Is there race-based oppression in the West? Yes. Is racial inequality adequately described by oppression? No. Is behaviour a factor in negative outcomes for individuals that can then be quantified along racial lines? Yes. Is racial inequality adequately described by behaviour? No.

So, if we have to preserve both (seemingly) contradictory and mutually exclusive pictures of racial inequality, what are we talking about? Racial inequality is a phenomenon where individuals are oppressed because they are associated with groups to whom behaviours have been ascribed that are the consequence of a prior inequality.

If you don’t take the particle-picture (behaviour) seriously, you can’t get to the structural causes of the behaviour ascribed to the groups to which individuals are then associated. And, if you don’t take the wave-picture (oppression) seriously, you won’t look for causes beneath the behaviours ascribed to groups to which individuals are associated.

The complementary perspective enables us to describe the phenomenon as one where prior structural inequalities promote behaviours that become ascribed to groups that generate oppression for individuals associated with those groups.

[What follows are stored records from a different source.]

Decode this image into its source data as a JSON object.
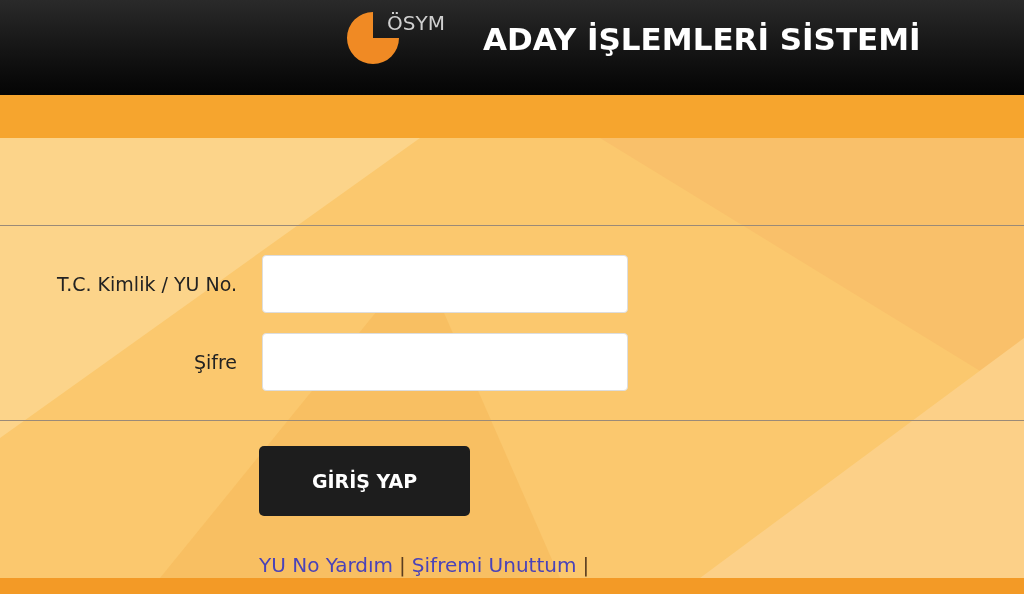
{
  "header": {
    "logo_text": "ÖSYM",
    "title": "ADAY İŞLEMLERİ SİSTEMİ"
  },
  "form": {
    "fields": [
      {
        "label": "T.C. Kimlik / YU No."
      },
      {
        "label": "Şifre"
      }
    ],
    "submit": "GİRİŞ YAP"
  },
  "links": [
    {
      "label": "YU No Yardım",
      "separator": "|"
    },
    {
      "label": "Şifremi Unuttum",
      "separator": "|"
    }
  ]
}
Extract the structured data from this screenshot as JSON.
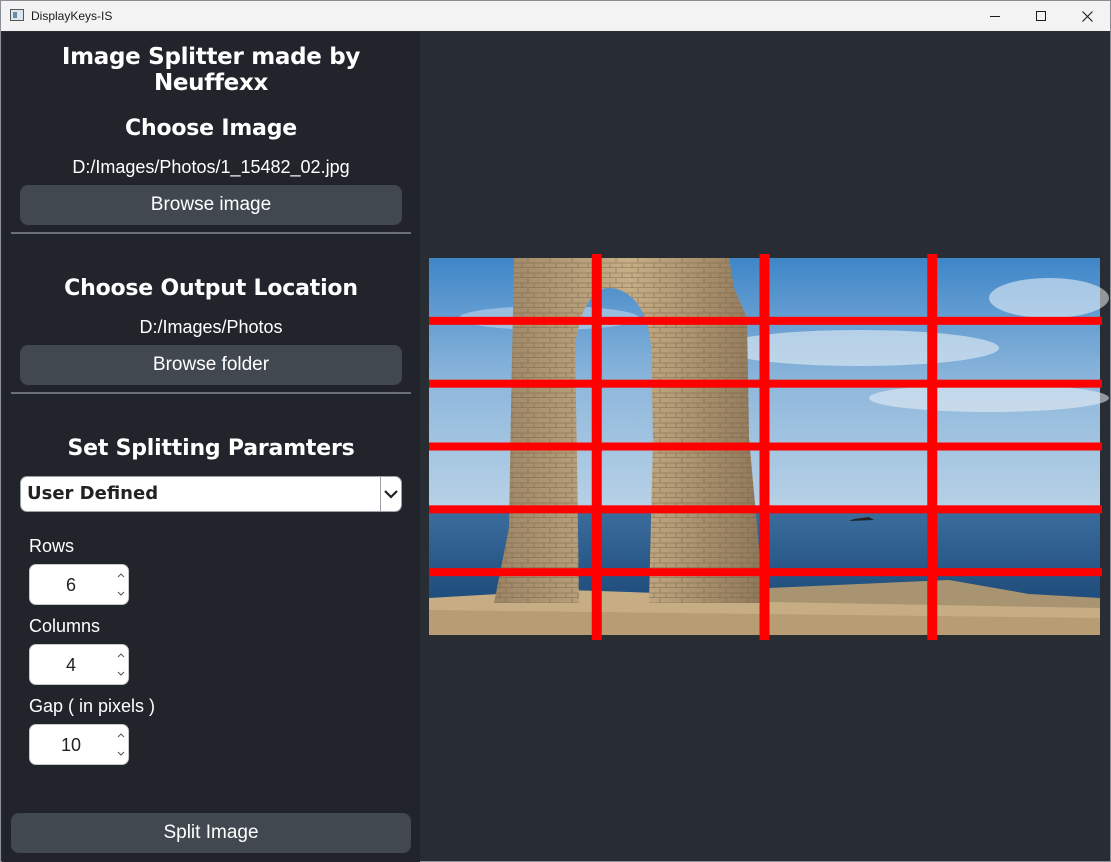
{
  "window": {
    "title": "DisplayKeys-IS",
    "controls": [
      "minimize-icon",
      "maximize-icon",
      "close-icon"
    ]
  },
  "sidebar": {
    "app_title": "Image Splitter made by Neuffexx",
    "choose_image": {
      "heading": "Choose Image",
      "path": "D:/Images/Photos/1_15482_02.jpg",
      "button_label": "Browse image"
    },
    "choose_output": {
      "heading": "Choose Output Location",
      "path": "D:/Images/Photos",
      "button_label": "Browse folder"
    },
    "params": {
      "heading": "Set Splitting Paramters",
      "preset": "User Defined",
      "rows_label": "Rows",
      "rows_value": "6",
      "columns_label": "Columns",
      "columns_value": "4",
      "gap_label": "Gap ( in pixels )",
      "gap_value": "10"
    },
    "split_button_label": "Split Image"
  },
  "preview": {
    "rows": 6,
    "columns": 4,
    "gap": 10,
    "grid_color": "#ff0000"
  },
  "colors": {
    "window_bg": "#282d33",
    "sidebar_bg": "#21252b",
    "button_bg": "#414850",
    "text": "#ffffff"
  }
}
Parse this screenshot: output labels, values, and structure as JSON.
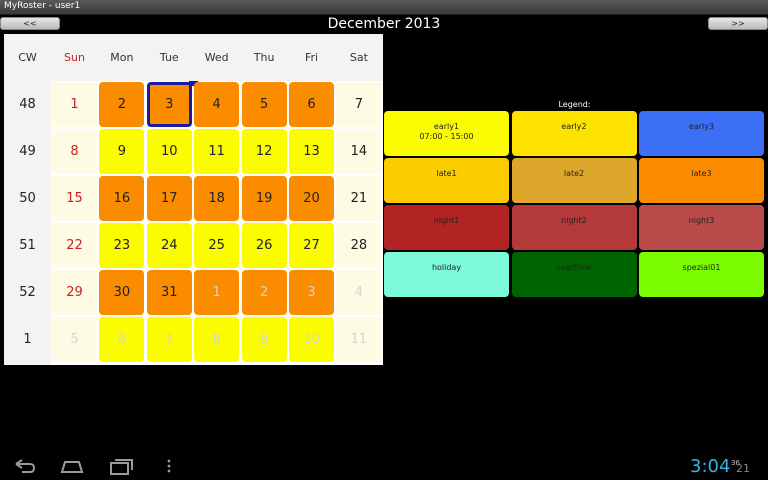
{
  "window": {
    "title": "MyRoster - user1"
  },
  "nav": {
    "prev_label": "<<",
    "next_label": ">>",
    "month_title": "December 2013"
  },
  "calendar": {
    "headers": [
      "CW",
      "Sun",
      "Mon",
      "Tue",
      "Wed",
      "Thu",
      "Fri",
      "Sat"
    ],
    "weeks": [
      {
        "cw": "48",
        "days": [
          {
            "n": "1",
            "style": "plain"
          },
          {
            "n": "2",
            "style": "orange"
          },
          {
            "n": "3",
            "style": "orange",
            "selected": true
          },
          {
            "n": "4",
            "style": "orange"
          },
          {
            "n": "5",
            "style": "orange"
          },
          {
            "n": "6",
            "style": "orange"
          },
          {
            "n": "7",
            "style": "plain"
          }
        ]
      },
      {
        "cw": "49",
        "days": [
          {
            "n": "8",
            "style": "plain"
          },
          {
            "n": "9",
            "style": "yellow"
          },
          {
            "n": "10",
            "style": "yellow"
          },
          {
            "n": "11",
            "style": "yellow"
          },
          {
            "n": "12",
            "style": "yellow"
          },
          {
            "n": "13",
            "style": "yellow"
          },
          {
            "n": "14",
            "style": "plain"
          }
        ]
      },
      {
        "cw": "50",
        "days": [
          {
            "n": "15",
            "style": "plain"
          },
          {
            "n": "16",
            "style": "orange"
          },
          {
            "n": "17",
            "style": "orange"
          },
          {
            "n": "18",
            "style": "orange"
          },
          {
            "n": "19",
            "style": "orange"
          },
          {
            "n": "20",
            "style": "orange"
          },
          {
            "n": "21",
            "style": "plain"
          }
        ]
      },
      {
        "cw": "51",
        "days": [
          {
            "n": "22",
            "style": "plain"
          },
          {
            "n": "23",
            "style": "yellow"
          },
          {
            "n": "24",
            "style": "yellow"
          },
          {
            "n": "25",
            "style": "yellow"
          },
          {
            "n": "26",
            "style": "yellow"
          },
          {
            "n": "27",
            "style": "yellow"
          },
          {
            "n": "28",
            "style": "plain"
          }
        ]
      },
      {
        "cw": "52",
        "days": [
          {
            "n": "29",
            "style": "plain"
          },
          {
            "n": "30",
            "style": "orange"
          },
          {
            "n": "31",
            "style": "orange"
          },
          {
            "n": "1",
            "style": "orange",
            "other": true
          },
          {
            "n": "2",
            "style": "orange",
            "other": true
          },
          {
            "n": "3",
            "style": "orange",
            "other": true
          },
          {
            "n": "4",
            "style": "plain",
            "other": true
          }
        ]
      },
      {
        "cw": "1",
        "days": [
          {
            "n": "5",
            "style": "plain",
            "other": true
          },
          {
            "n": "6",
            "style": "yellow",
            "other": true
          },
          {
            "n": "7",
            "style": "yellow",
            "other": true
          },
          {
            "n": "8",
            "style": "yellow",
            "other": true
          },
          {
            "n": "9",
            "style": "yellow",
            "other": true
          },
          {
            "n": "10",
            "style": "yellow",
            "other": true
          },
          {
            "n": "11",
            "style": "plain",
            "other": true
          }
        ]
      }
    ]
  },
  "legend": {
    "title": "Legend:",
    "items": [
      {
        "label": "early1",
        "sub": "07:00 - 15:00",
        "color": "#fcfc00",
        "text": "#222222"
      },
      {
        "label": "early2",
        "sub": "",
        "color": "#fde200",
        "text": "#222222"
      },
      {
        "label": "early3",
        "sub": "",
        "color": "#3b6ff5",
        "text": "#222222"
      },
      {
        "label": "late1",
        "sub": "",
        "color": "#fdcc00",
        "text": "#222222"
      },
      {
        "label": "late2",
        "sub": "",
        "color": "#dfa62c",
        "text": "#222222"
      },
      {
        "label": "late3",
        "sub": "",
        "color": "#fb8c00",
        "text": "#222222"
      },
      {
        "label": "night1",
        "sub": "",
        "color": "#b22323",
        "text": "#222222"
      },
      {
        "label": "night2",
        "sub": "",
        "color": "#b43a3a",
        "text": "#222222"
      },
      {
        "label": "night3",
        "sub": "",
        "color": "#b84a4a",
        "text": "#222222"
      },
      {
        "label": "holiday",
        "sub": "",
        "color": "#7cf9d8",
        "text": "#222222"
      },
      {
        "label": "overtime",
        "sub": "",
        "color": "#006400",
        "text": "#222222"
      },
      {
        "label": "spezial01",
        "sub": "",
        "color": "#7cfc00",
        "text": "#222222"
      }
    ]
  },
  "statusbar": {
    "time": "3:04",
    "signal": "36",
    "icons": "21"
  },
  "icons": {
    "back": "back-icon",
    "home": "home-icon",
    "recents": "recent-apps-icon",
    "menu": "menu-icon"
  }
}
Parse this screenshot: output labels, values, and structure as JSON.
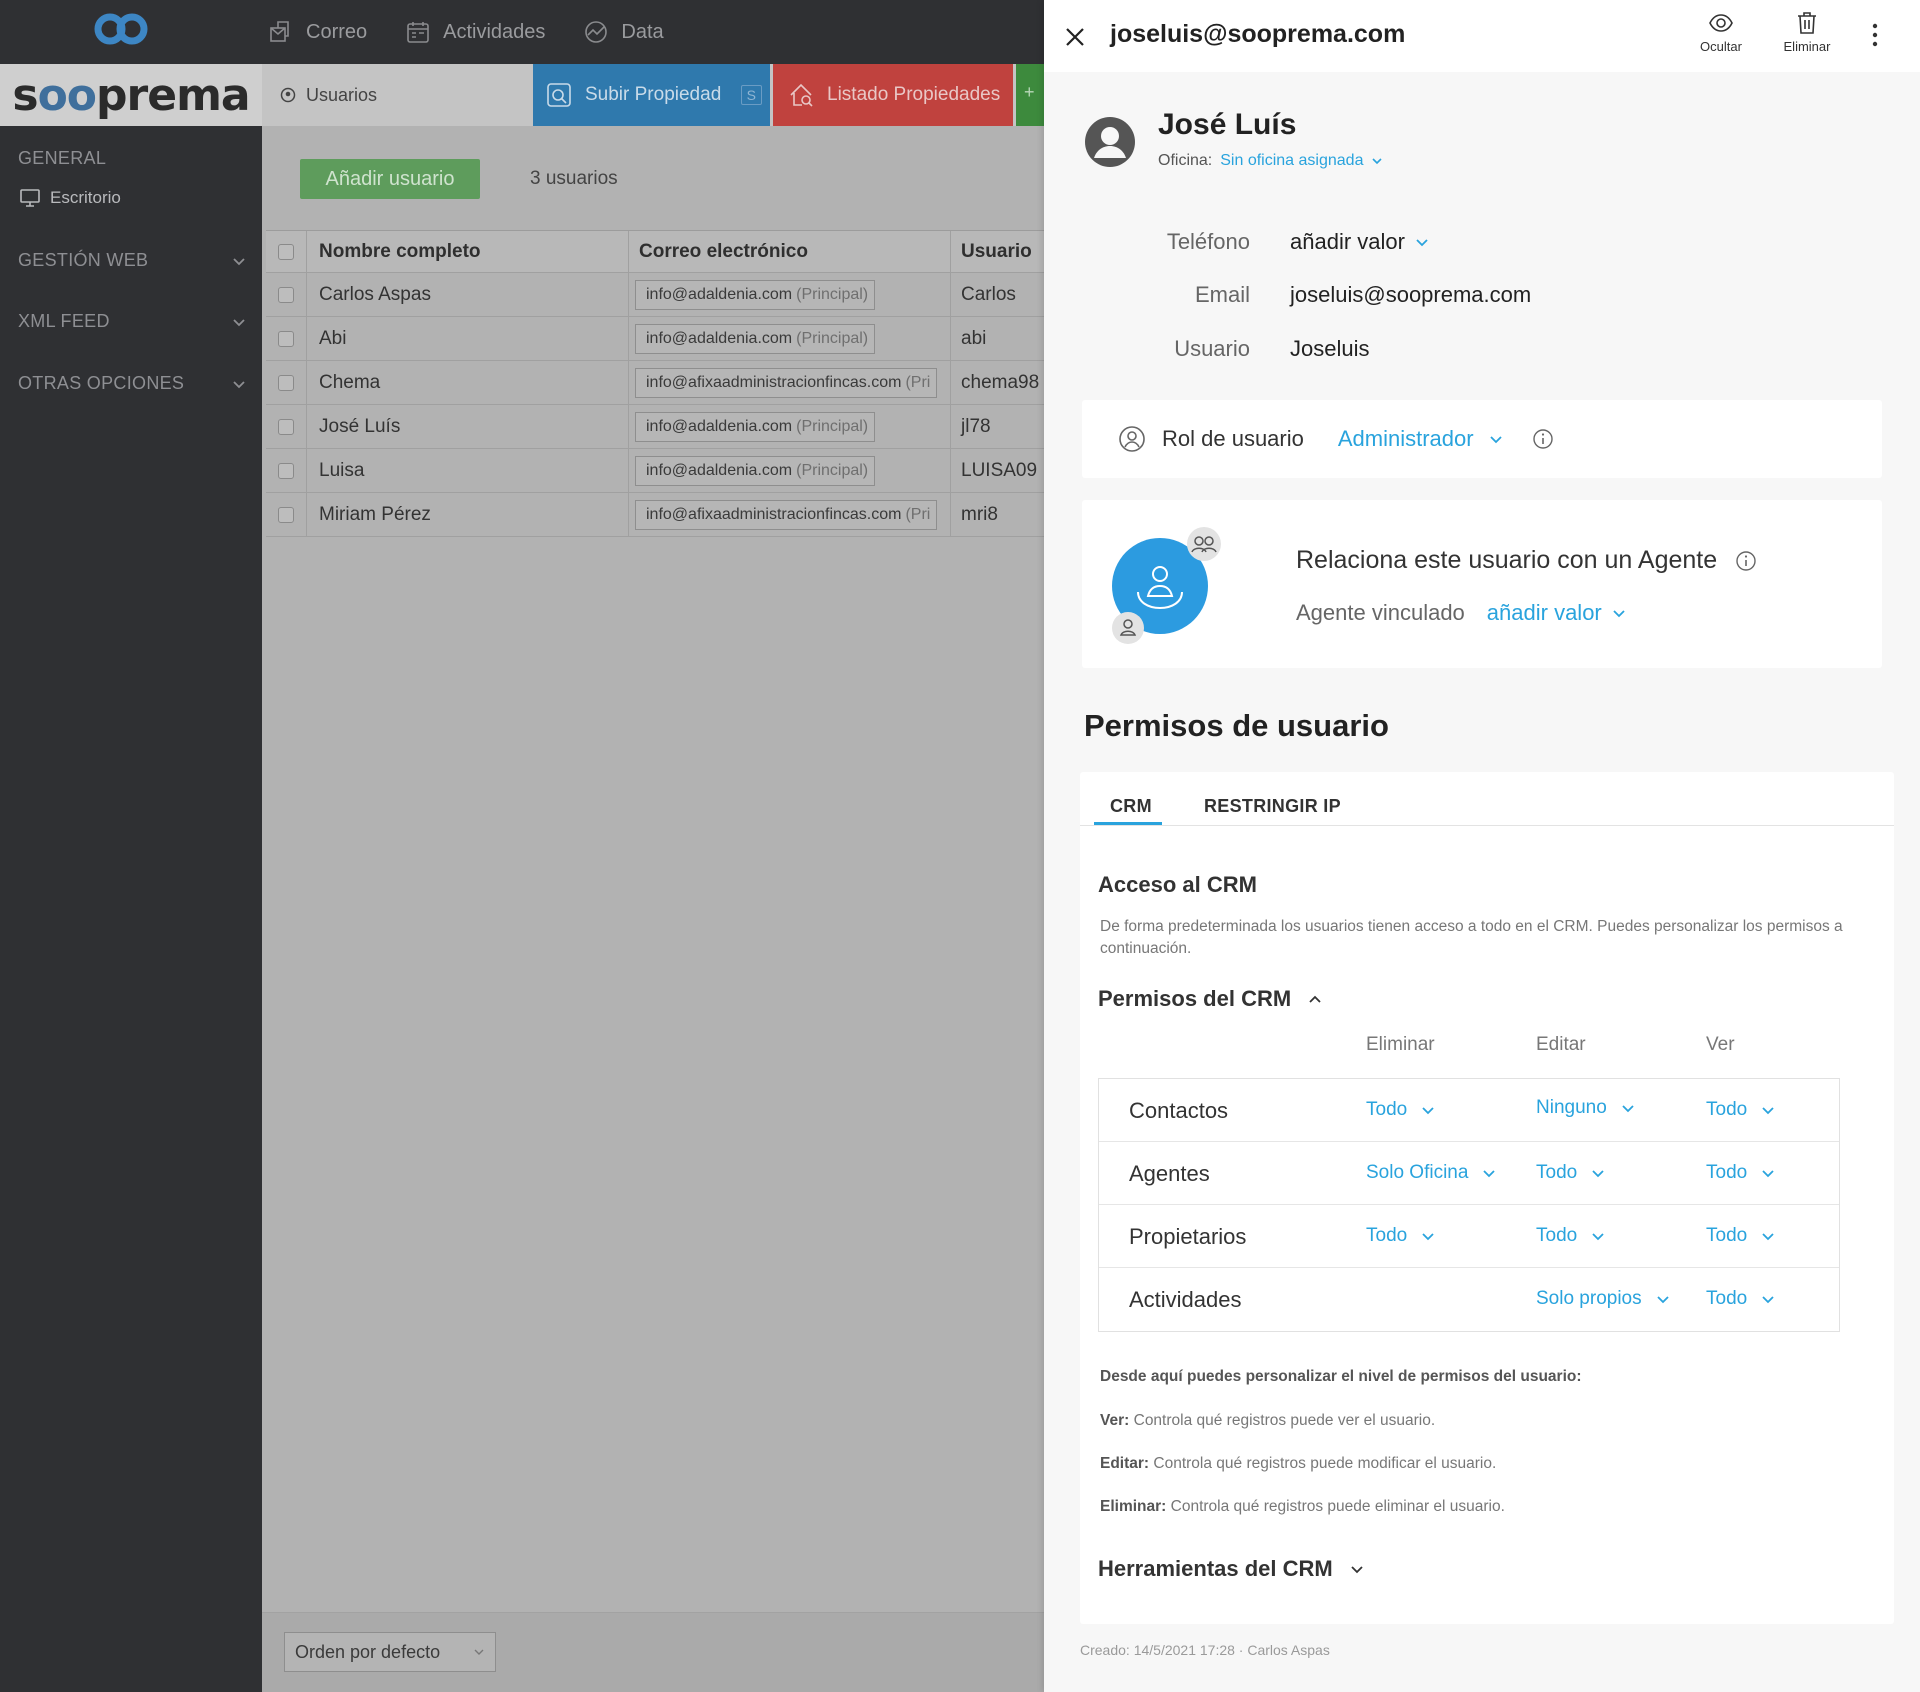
{
  "topnav": {
    "items": [
      {
        "label": "Correo",
        "icon": "mail-icon"
      },
      {
        "label": "Actividades",
        "icon": "calendar-icon"
      },
      {
        "label": "Data",
        "icon": "chart-icon"
      }
    ]
  },
  "brand": {
    "pre": "s",
    "oo": "oo",
    "post": "prema"
  },
  "subbar": {
    "users_label": "Usuarios",
    "subir_label": "Subir Propiedad",
    "subir_badge": "S",
    "listado_label": "Listado Propiedades",
    "green_label": "+"
  },
  "sidebar": {
    "general": "GENERAL",
    "escritorio": "Escritorio",
    "gestion_web": "GESTIÓN WEB",
    "xml_feed": "XML FEED",
    "otras": "OTRAS OPCIONES"
  },
  "main": {
    "add_button": "Añadir usuario",
    "count": "3 usuarios",
    "columns": {
      "name": "Nombre completo",
      "email": "Correo electrónico",
      "user": "Usuario"
    },
    "rows": [
      {
        "name": "Carlos Aspas",
        "email": "info@adaldenia.com",
        "tag": "(Principal)",
        "user": "Carlos"
      },
      {
        "name": "Abi",
        "email": "info@adaldenia.com",
        "tag": "(Principal)",
        "user": "abi"
      },
      {
        "name": "Chema",
        "email": "info@afixaadministracionfincas.com",
        "tag": "(Pri",
        "user": "chema98"
      },
      {
        "name": "José Luís",
        "email": "info@adaldenia.com",
        "tag": "(Principal)",
        "user": "jl78"
      },
      {
        "name": "Luisa",
        "email": "info@adaldenia.com",
        "tag": "(Principal)",
        "user": "LUISA09"
      },
      {
        "name": "Miriam Pérez",
        "email": "info@afixaadministracionfincas.com",
        "tag": "(Pri",
        "user": "mri8"
      }
    ],
    "order_select": "Orden por defecto"
  },
  "panel": {
    "title": "joseluis@sooprema.com",
    "actions": {
      "hide": "Ocultar",
      "delete": "Eliminar"
    },
    "name": "José Luís",
    "office_label": "Oficina:",
    "office_value": "Sin oficina asignada",
    "fields": {
      "phone_label": "Teléfono",
      "phone_value": "añadir valor",
      "email_label": "Email",
      "email_value": "joseluis@sooprema.com",
      "user_label": "Usuario",
      "user_value": "Joseluis"
    },
    "role": {
      "label": "Rol de usuario",
      "value": "Administrador"
    },
    "agent": {
      "title": "Relaciona este usuario con un Agente",
      "linked_label": "Agente vinculado",
      "linked_value": "añadir valor"
    },
    "permissions": {
      "heading": "Permisos de usuario",
      "tabs": {
        "crm": "CRM",
        "ip": "RESTRINGIR IP"
      },
      "access_title": "Acceso al CRM",
      "access_desc": "De forma predeterminada los usuarios tienen acceso a todo en el CRM. Puedes personalizar los permisos a continuación.",
      "crm_perms_title": "Permisos del CRM",
      "columns": {
        "delete": "Eliminar",
        "edit": "Editar",
        "view": "Ver"
      },
      "rows": [
        {
          "label": "Contactos",
          "delete": "Todo",
          "edit": "Ninguno",
          "view": "Todo"
        },
        {
          "label": "Agentes",
          "delete": "Solo Oficina",
          "edit": "Todo",
          "view": "Todo"
        },
        {
          "label": "Propietarios",
          "delete": "Todo",
          "edit": "Todo",
          "view": "Todo"
        },
        {
          "label": "Actividades",
          "delete": "",
          "edit": "Solo propios",
          "view": "Todo"
        }
      ],
      "notes": {
        "intro": "Desde aquí puedes personalizar el nivel de permisos del usuario:",
        "ver_label": "Ver:",
        "ver_text": " Controla qué registros puede ver el usuario.",
        "editar_label": "Editar:",
        "editar_text": " Controla qué registros puede modificar el usuario.",
        "eliminar_label": "Eliminar:",
        "eliminar_text": " Controla qué registros puede eliminar el usuario."
      },
      "tools_title": "Herramientas del CRM"
    },
    "created": "Creado: 14/5/2021 17:28 · Carlos Aspas"
  }
}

Of course, there’s a reason the dominant discourse adopts the ‘binary-paradox’ not complementarity. The costs the system would incur in addressing the ‘prior structural inequalities’ would be meaningful and necessitate a dramatic shift in priorities. In many ways, addressing the ‘prior structural inequalities’ is an existential crisis for the system.

Imagine, if you will, what it would mean for the United States to have a minimum wage of US$20 – thereby ending the labour-cost subsidisation Wal-Mart receives in the form of food-stamps, housing and other public assistance for their workforce. Imagine the political ramifications of raising US$1.75 trillion per year for Medicare For All – more than the entire 2020 federal budget. This would oblige cuts to the $700+ billion spent annually on defence; while large corporations like Amazon would need to start paying federal taxes.

It’s no accident Black Lives Matter finds itself in a wave-particle paradox. It maps the needs of the system. The prevailing discourse eschews the tough questions, ignores the underlying reality, and, all the while, the public never sees an adequate picture of reality.

It’s time we adopt a complementary view of racial inequality and shift the conversation onto some uncomfortable truths. More uncomfortable than the number of cops on the beat, rearranging chairs in the board room, updating tag-lines in corporate advertising, and diversifying the alumni of elite universities. Let’s use this critical moment to talk about making inner-city, majority African American areas, places where liberal-coastal-elites would live. Meaningfully coming to terms with these ‘crucibles of disadvantage’ is the conceptual shift made possible by a complementary description of racial inequality.